In the beginning of the growing season, the galls develop on new growth and on these galls “blister-like structures” (pycnia) manifest. These produce minute spores (pycniospores) in a sweet suspension that attracts insects which feed on the substance and spread the spores. This creates a situation of “cross fertilization” and results in “small cup-like aecia [that] are produced all over the galls” and in these asexual spores (aeciospores) are produced which go on to infect the leaflets of the plant. These leaflet infections then initially produce another asexual spore that appears like blisters (uredinia) on the surface of the plant. These uredinia go on to produce urediniospores. Towards the end of the growing season structures called the telia produce the large teliospores which “after overwintering, germinate in the next rain season to begin the cycle again.
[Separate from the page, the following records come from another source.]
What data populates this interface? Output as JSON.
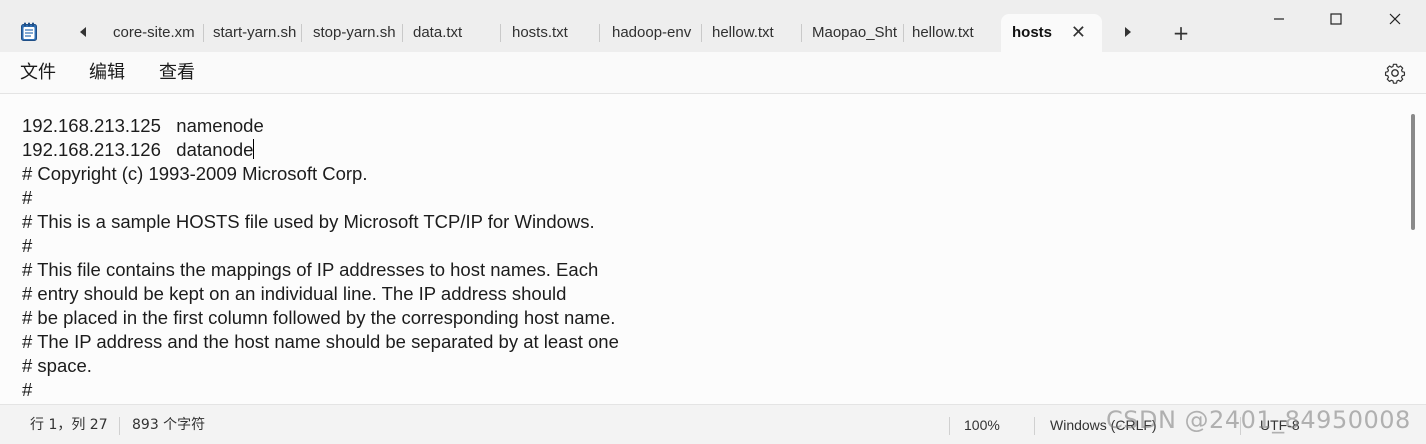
{
  "titlebar": {
    "app_icon": "notepad-icon",
    "nav_left_icon": "caret-left-icon",
    "nav_right_icon": "caret-right-icon",
    "new_tab_label": "+",
    "tabs": [
      {
        "label": "core-site.xm"
      },
      {
        "label": "start-yarn.sh"
      },
      {
        "label": "stop-yarn.sh"
      },
      {
        "label": "data.txt"
      },
      {
        "label": "hosts.txt"
      },
      {
        "label": "hadoop-env"
      },
      {
        "label": "hellow.txt"
      },
      {
        "label": "Maopao_Sht"
      },
      {
        "label": "hellow.txt"
      },
      {
        "label": "hosts",
        "active": true
      }
    ],
    "close_tab_glyph": "✕",
    "window_controls": {
      "minimize": "—",
      "maximize": "☐",
      "close": "✕"
    }
  },
  "menubar": {
    "file": "文件",
    "edit": "编辑",
    "view": "查看",
    "settings_icon": "gear-icon"
  },
  "editor": {
    "lines": [
      "192.168.213.125   namenode",
      "192.168.213.126   datanode",
      "# Copyright (c) 1993-2009 Microsoft Corp.",
      "#",
      "# This is a sample HOSTS file used by Microsoft TCP/IP for Windows.",
      "#",
      "# This file contains the mappings of IP addresses to host names. Each",
      "# entry should be kept on an individual line. The IP address should",
      "# be placed in the first column followed by the corresponding host name.",
      "# The IP address and the host name should be separated by at least one",
      "# space.",
      "#"
    ]
  },
  "statusbar": {
    "position": "行 1，列 27",
    "char_count": "893 个字符",
    "zoom": "100%",
    "line_ending": "Windows (CRLF)",
    "encoding": "UTF-8"
  },
  "watermark": "CSDN @2401_84950008"
}
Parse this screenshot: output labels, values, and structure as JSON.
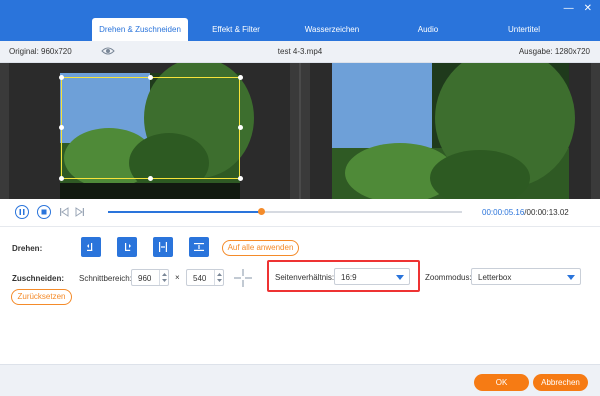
{
  "tabs": [
    "Drehen & Zuschneiden",
    "Effekt & Filter",
    "Wasserzeichen",
    "Audio",
    "Untertitel"
  ],
  "window": {
    "minimize": "—",
    "close": "✕"
  },
  "info": {
    "original": "Original: 960x720",
    "filename": "test 4-3.mp4",
    "output": "Ausgabe: 1280x720"
  },
  "playback": {
    "progress": 0.435,
    "current_time": "00:00:05.16",
    "total_time": "/00:00:13.02"
  },
  "rotate": {
    "label": "Drehen:",
    "apply_all": "Auf alle anwenden",
    "buttons": [
      "rotate-left",
      "rotate-right",
      "flip-horizontal",
      "flip-vertical"
    ]
  },
  "crop": {
    "label": "Zuschneiden:",
    "area_label": "Schnittbereich:",
    "width": "960",
    "times": "×",
    "height": "540",
    "reset": "Zurücksetzen",
    "aspect_label": "Seitenverhältnis:",
    "aspect_value": "16:9",
    "zoom_label": "Zoommodus:",
    "zoom_value": "Letterbox"
  },
  "footer": {
    "ok": "OK",
    "cancel": "Abbrechen"
  },
  "colors": {
    "accent": "#2a74db",
    "orange": "#f67b14",
    "highlight": "#e33333",
    "crop": "#f6e33b"
  }
}
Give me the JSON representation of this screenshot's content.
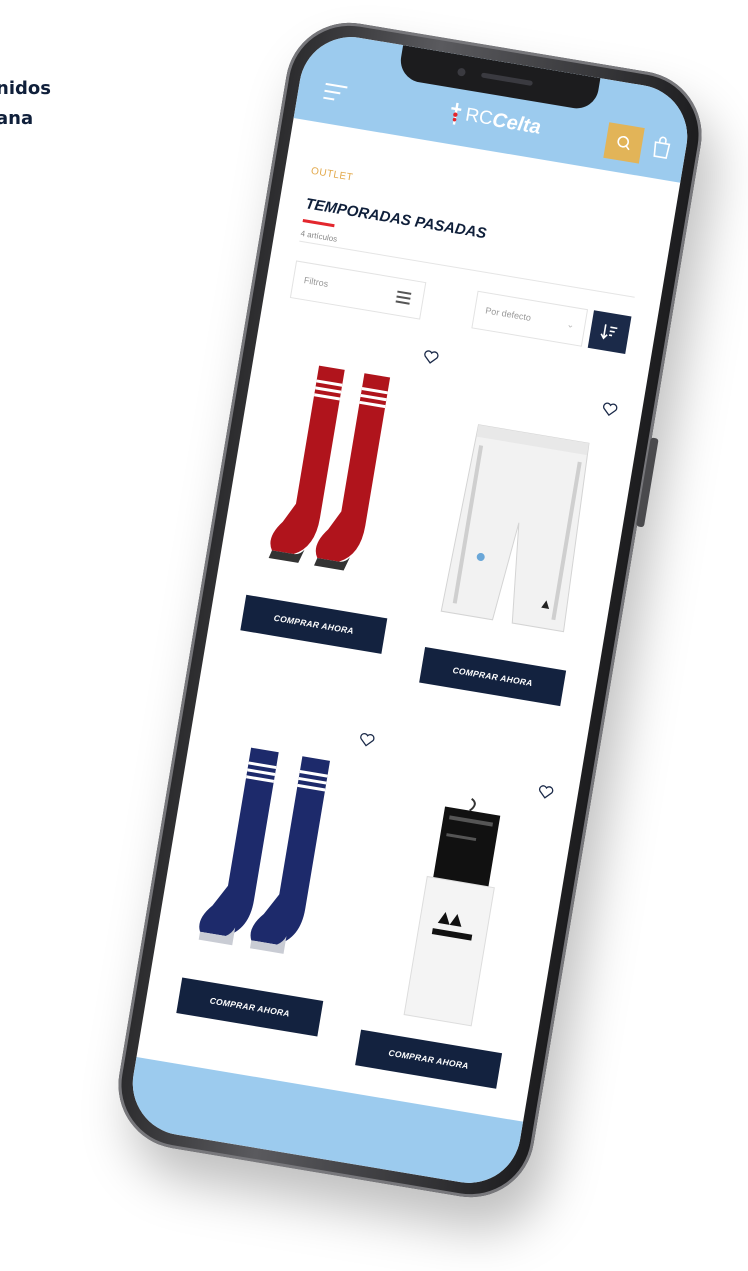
{
  "side_text": "nidos\nana",
  "header": {
    "logo_rc": "RC",
    "logo_celta": "Celta",
    "brand_color": "#9ccbee",
    "search_color": "#e2b458"
  },
  "page": {
    "breadcrumb": "OUTLET",
    "title": "TEMPORADAS PASADAS",
    "item_count": "4 artículos",
    "filter_label": "Filtros",
    "sort_label": "Por defecto"
  },
  "products": [
    {
      "name": "red-socks",
      "button": "COMPRAR AHORA",
      "color": "#b0141c"
    },
    {
      "name": "white-shorts",
      "button": "COMPRAR AHORA",
      "color": "#f2f2f2"
    },
    {
      "name": "navy-socks",
      "button": "COMPRAR AHORA",
      "color": "#1d2a6b"
    },
    {
      "name": "white-socks",
      "button": "COMPRAR AHORA",
      "color": "#f4f4f4"
    }
  ]
}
When germinating these teliospores produce four basidiospores, each of which can infect the new, developing growth producing the [pycnia] galls.”[2]

Ravenelia macowaniana gall. Aecial cups are visible here, indicative of the early parts of the fungus life cycle.

In addition to the fungi and tree relationship, there is a third relationship and that is between the galls and Lepidoptera species (gall moths). There are at least 24 species and they belong to the Tineidae, Oecophoridae, GraciIlariidae, Gelechiidae, Cosmopterigidae, Tortricidae, Pyralidae and Noctuidae families. [3] M. Krüger (1998) groups the moths into three guilds: “putative obligate species, i.e. those feeding on gall tissue … A second significant guild comprises polyphagous species that develop as borers, mostly in fruits and pods of their host plant … The third guild includes species that are probably predators of other larvae” (55–56).  The life history of these moths is, as Krüger himself puts it, “obscure”.  

The obligate species of moths associated with the Ravenelia macowaniana are an example coevolution. That makes the relationship between the tree, the fungus and the moths incredibly old. All three have been evolving together into their current coupling. The tree seems to be relatively defenseless against the rust. I have noticed that trees growing in less than perfect locations exhibit more of the disease. It would be interesting to find out more about the trees defenses against the rust.

Thinking about the intricacies in the relationship between this tree and the fungus that lives inside it and the relationship of the moths to the galls produced by the fungus in collaboration (even though it is through disease) with the tree, just demonstrates that we are surrounded by biodiversity of such a magnificent scale. Just looking at something as small as fungal structures on the surface of tree can reflect relationships and interactions that are not even well understood. In trying to find out what the cause of the structures are; moths and a strange world of fungus is called up. This is the mysterious world of nature that has makes my brain burn with wonder.
 



[1] For an overview of the taxonomy of the Pucciniales see: http://www.plantmanagementnetwork.org/proceedings/FCRS/2011/Presentations/Aime.pdf

[2] Adapted from Wood, A. R. (2012). Rust fungi on South African plants. Veld & Flora, 3 (98), 123– 125. 


[3] For a discussion of the moths see: Krüger, M. (1998). Identification of the adults of Lepidoptera inhabiting Ravenelia macowaniana Pazschke (Uredinales) galls on Acacia karroo Hayne (Fabaceae) in southern Africa. African Entomology 6, 55–74.